Experts in safe, effective care
Often people will ask if it is safe to participate in an exercise program with a heart condition. at the UVM Medical Center we hold a national certification from the American Association of Cardiovascular and Pulmonary Rehabilitation (AACVPR) that recognizes our commitment to providing high quality patient care. For nearly 30 years, the Medical Director of our cardiac rehab program has been Dr. Philip Ades, an internationally recognized expert in preventive cardiology with numerous scholarly articles, including a publication in the prestigious New England Journal of Medicine. He has been at the forefront of preventive cardiology and has helped developed cardiac rehabilitation protocols and authored text books regarding patient care.
In addition to Dr. Ades, we have a multidisciplinary team including nurses, physical therapists, exercise physiologists, dieticians, nurse practitioners, and physician assistants. Each staff member contributes an expertise that enables us to address each patient’s medical condition while developing safe individual exercise prescriptions and risk factor education.
Keep it up!
After a heart problem has been identified, it is critical that patients commit themselves to lifestyle changes in order to modify their risk factors. Unfortunately, bypass surgery or angioplasty only provides a temporary “fix.” In reality, not modifying cardiovascular risk factors can lead to further progression of heart disease. Need additional motivation for participating in cardiac rehab and regular exercise?
- Patients completing cardiac rehab have a 20-25% reduction in mortality from heart disease.
- Exercise lowers blood pressure and “bad cholesterol”.
- Exercise increases “good cholesterol” and endurance.
- Exercise reduces stress and anxiety.
- Exercise increases your sense of well being, both physically and emotionally.
For best results, Dr.
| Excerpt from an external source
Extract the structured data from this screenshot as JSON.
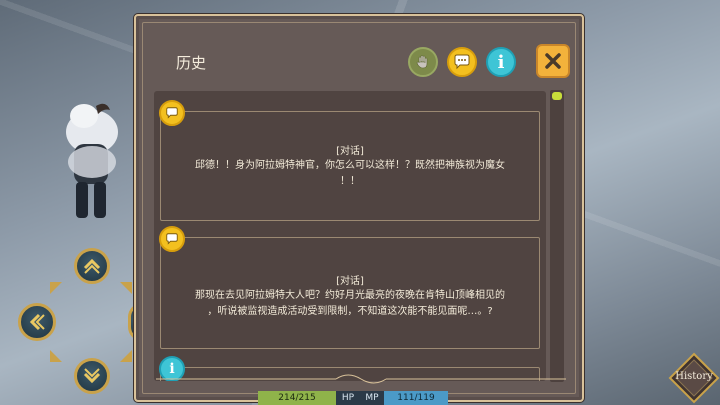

Ades says “you only need to exercise on the days that you eat.”
Getting back to the original conversation, what do I do for a living? I work within a unique area of the world of health care. I’m able to contribute to a great medical care team that works with patients to help themselves get healthy, avoid future heart problems, and improve their quality of life.
Maybe I should just say that at the start?
Jason Rengo, M.S., is a senior exercise physiologist at the UVM Medical Center’s Cardiac Rehabilitation program.